Fahr hin, all Traurigkeit!
Mein Gott, dem ich getrauet,
Ein'n Freudensaal gebauet
Hat mir in Ewigkeit.

4.

Er wird freundlich umfangen
Und trösten meine Seel.
Danach steht mein Verlangen,
Das ist mein Trost und Heil!
Da wird sein lieber Sohn
Abwischen alle Thränen
Von denen, die hie weinen
Und leiden Schmach und Hohn.

5.

Mein Leib, mein Seel verkläret,
Soll leuchten wie die Sonn:
Und was mein Herz begehret,
Wird kommen ihm zum Lohn.
Denn dort in jenem Reich
An Schönheit und Gebehrden
Wir alle sollen werden
Den lieben Engeln gleich.

6.

Da werden wir mit Freuden
Den Heiland schauen an.
Der durch Sein Blut und Leiden
Den Himmel aufgethan.
Da wird vor Augen klar
Gott Vater sammt dem Sohne,
Dazu die dritt Persone
Uns werden offenbar.

7.

Hier müssen wir noch lallen.
Gleich wie die Kinder klein:
Dort aber alles in allem
Der HErr wird selber sein.
In jener Sommerzeit
Wird Gott mit Freud und Wonne
Erscheinen wie die Sonne
Der ganzen Christenheit.

8.

Da findet sich beisammen.
Was hie zerreißt der Tod:
Die nur auf Christi Namen
Entschlafen sind in Gott:
Der Eh'mann sein Gemahl,
Söhn, Töchter und Bekannte,
Freund', Brüder und Verwandte,
Die Lieben allzumal.

9.

Dazu viel tausend Menschen,
So wir niemals gesehn:
Die alten Patriarchen,
Propheten, groß und klein.
Der zwölf Apostel Zahl,
Die Märt'rer mit den Kronen,
Viel Manns- und Weibspersonen
Die Gott gedienet all'.

10.

Die werden uns annehmen
Als ihre Brüderlein;
Auch werden sich nicht schämen
Die Engel hierbei zu sein.
Die frommen Geisterlein
Uns werden mit Verlangen
Ganz brüderlich umfangen
Und mengen mitten ein.

11.

Da dürfen wir nicht fragen:
Wer ist der oder die?
Was unsre Augen sehen,
Das alles kennen sie.
Das Stückwerk höret auf,
Wir werden uns wohl kennen,
Von rechter Liebe brennen,
Die nimmer höret auf.

12.

Da wird man hören klingen
Das himmlisch Saitenspiel.
Des Himmels Chor wird bringen
In Gott der Freuden viel.
Das liebe Jesulein
Inmittelst uns fein drücken
Und freundlich wird anblicken
Mit seinen Aeugelein.

13.

Mit den Engeln ganz fröhlich
Wir singen werden Gott:
Heilig, Heilig ist, Heilig
Der HErre Zebaoth!
Ein neues Freudenlied:
Glori, Lob, Ehr und Weisheit,
Kraft, Reichthum, Heil und Klarheit
Sei Gott in Ewigkeit!

14.

Kein Ohr hat nie gehöret,
Es hat kein Aug gesehn
Die Freud, so denen bescheret.
Die Gottes Erben sein.
Wenn ich solch's nehm in Acht,
Thut sich mein Herz hoch schwingen
Und geht in vollen Sprüngen,
Daß ich die Welt veracht.

15.

Drum woll'n wir nicht verzagen,
Die jetzt in Trübsal sind.
Ob schon die Welt thut plagen
Und ist uns spinnefeind.
Es währt ein kleine Zeit:
Der Held wird bald hertraben
Und ewiglich uns laben:
Sein Hülf ist g'wiß nicht weit. –

Man sieht, der liebe Verfasser hat auch mit Freuden in den Freudenspiegel gesehen.
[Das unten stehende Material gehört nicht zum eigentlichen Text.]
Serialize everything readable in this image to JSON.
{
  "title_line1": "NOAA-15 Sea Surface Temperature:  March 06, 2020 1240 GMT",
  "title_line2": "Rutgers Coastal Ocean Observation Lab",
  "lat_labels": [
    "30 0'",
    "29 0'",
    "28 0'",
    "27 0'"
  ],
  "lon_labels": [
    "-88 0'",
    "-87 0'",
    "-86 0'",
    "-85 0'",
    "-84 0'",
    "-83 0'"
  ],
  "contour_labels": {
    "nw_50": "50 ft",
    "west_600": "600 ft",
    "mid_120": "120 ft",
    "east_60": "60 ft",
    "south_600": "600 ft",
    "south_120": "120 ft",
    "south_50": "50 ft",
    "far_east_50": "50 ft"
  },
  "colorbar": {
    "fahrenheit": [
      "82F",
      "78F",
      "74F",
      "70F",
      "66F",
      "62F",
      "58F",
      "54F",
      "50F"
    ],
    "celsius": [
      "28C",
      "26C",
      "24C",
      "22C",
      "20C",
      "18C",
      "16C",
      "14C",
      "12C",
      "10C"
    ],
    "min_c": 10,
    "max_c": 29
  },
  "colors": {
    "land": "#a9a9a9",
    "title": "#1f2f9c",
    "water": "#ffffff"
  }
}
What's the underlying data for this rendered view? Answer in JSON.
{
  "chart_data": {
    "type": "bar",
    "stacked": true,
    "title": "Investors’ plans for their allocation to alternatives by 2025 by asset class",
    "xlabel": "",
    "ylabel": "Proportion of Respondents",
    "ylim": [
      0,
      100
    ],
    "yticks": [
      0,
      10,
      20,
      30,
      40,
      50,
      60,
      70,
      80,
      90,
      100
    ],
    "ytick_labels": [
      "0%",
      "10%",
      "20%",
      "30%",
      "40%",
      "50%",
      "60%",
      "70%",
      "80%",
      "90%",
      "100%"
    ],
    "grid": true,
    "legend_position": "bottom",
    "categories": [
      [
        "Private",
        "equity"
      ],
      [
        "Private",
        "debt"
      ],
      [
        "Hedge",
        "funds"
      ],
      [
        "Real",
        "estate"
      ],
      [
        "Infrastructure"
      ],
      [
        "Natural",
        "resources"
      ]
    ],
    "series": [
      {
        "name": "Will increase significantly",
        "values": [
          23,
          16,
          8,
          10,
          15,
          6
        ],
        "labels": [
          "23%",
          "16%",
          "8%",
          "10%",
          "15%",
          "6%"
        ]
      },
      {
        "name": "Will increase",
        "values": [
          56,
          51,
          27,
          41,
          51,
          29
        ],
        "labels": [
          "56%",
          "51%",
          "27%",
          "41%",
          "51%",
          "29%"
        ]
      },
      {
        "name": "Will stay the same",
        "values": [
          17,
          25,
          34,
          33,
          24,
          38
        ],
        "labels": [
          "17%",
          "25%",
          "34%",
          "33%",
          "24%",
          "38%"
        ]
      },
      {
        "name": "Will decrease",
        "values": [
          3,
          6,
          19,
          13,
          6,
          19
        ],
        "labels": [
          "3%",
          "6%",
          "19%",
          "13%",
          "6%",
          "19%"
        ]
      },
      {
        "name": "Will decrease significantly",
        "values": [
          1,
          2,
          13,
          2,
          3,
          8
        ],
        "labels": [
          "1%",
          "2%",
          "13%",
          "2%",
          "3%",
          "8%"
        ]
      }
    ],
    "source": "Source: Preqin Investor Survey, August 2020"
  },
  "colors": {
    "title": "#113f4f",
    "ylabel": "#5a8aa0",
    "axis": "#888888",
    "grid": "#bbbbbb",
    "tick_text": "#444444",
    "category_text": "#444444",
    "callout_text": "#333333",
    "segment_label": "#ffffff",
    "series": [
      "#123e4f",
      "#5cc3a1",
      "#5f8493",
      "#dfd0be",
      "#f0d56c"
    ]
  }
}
Es ist aber Jeremias Nicolai Philipps Bruder, der nach des Vaters Tode Pastor zu Mengeringhausen ward. Derselbe, von dem das prächtige Lied: Zieht hin, ihr lieben Kinder, zieht! Wollt Gott, ich sollt auch wandern mit u. s. w.; zu finden im alten Breslauer, im alten Dresdner, im alten Sorauer Gesangbuch. Es heißt darin weiterhin: Euch ist zwar gar sehr wohl geschehn, dürft keine Noth, wie ich, ausstehn – das holdseligste Jesulein Setzt euch nun auf ein Kränzelein. – Die lieben Englein ohne Zahl Umfassen euch ins Himmels Saal: Kein Ohr hat jemals angehört, Was für Freud euch dort widerfährt. – Wohlan! zu solcher Himmelsfreud Werd ich auch kommen zu rechter Zeit; Indeß will ich Gott halten still, Weils so gewesen ist Sein Will. – Ich will mit herzlicher Begier Zum Herren schreien für und für, Daß er verkürz mein Lebenszeit, Darin nichts ist als Herzeleid. – Auch Wetzel entscheidet sich für Jeremias als Vers, »des Liedes: Herr Christ, thu mir verleihen etc. »im Coburgischen raren Gesangbuch v. 1655 und Quirsfelds geistl. Harfenklang v. 1679, wiewohl daselbst Johannes Nicolai, der Pastor zu Lübeck gewesen und besage des gel. Lexic. p. 1463 auch viele carmina geschrieben, im Coburgischen v. 1621 aber ... Philippus Nicolai darüber steht.« Es ist dies schöne Lied vom ewigen Leben leider recht rar geworden. Auch im Unverfälschten Liedersegen des gesegneten Ev. Büchervereins steht es nicht.

Schließlich kann ich nicht unerwähnt lassen, daß ich die litterarischen Hülfsmittel zu dieser meiner Arbeit zumeist der liebreichen Handreichung des Herrn Consistorialraths Dr. Tholuck, meines alten hochverehrten hallischen Lehrers, meines Retters aus den rationalistischen Banden und treuen Wegweisers zu Christo verdanke. Derselbe hat mir auch freundlichst gestattet, ihm diese Arbeit als ein kleines Zeichen meiner großen, unveränderlichen Dankbarkeit zueignen zu dürfen.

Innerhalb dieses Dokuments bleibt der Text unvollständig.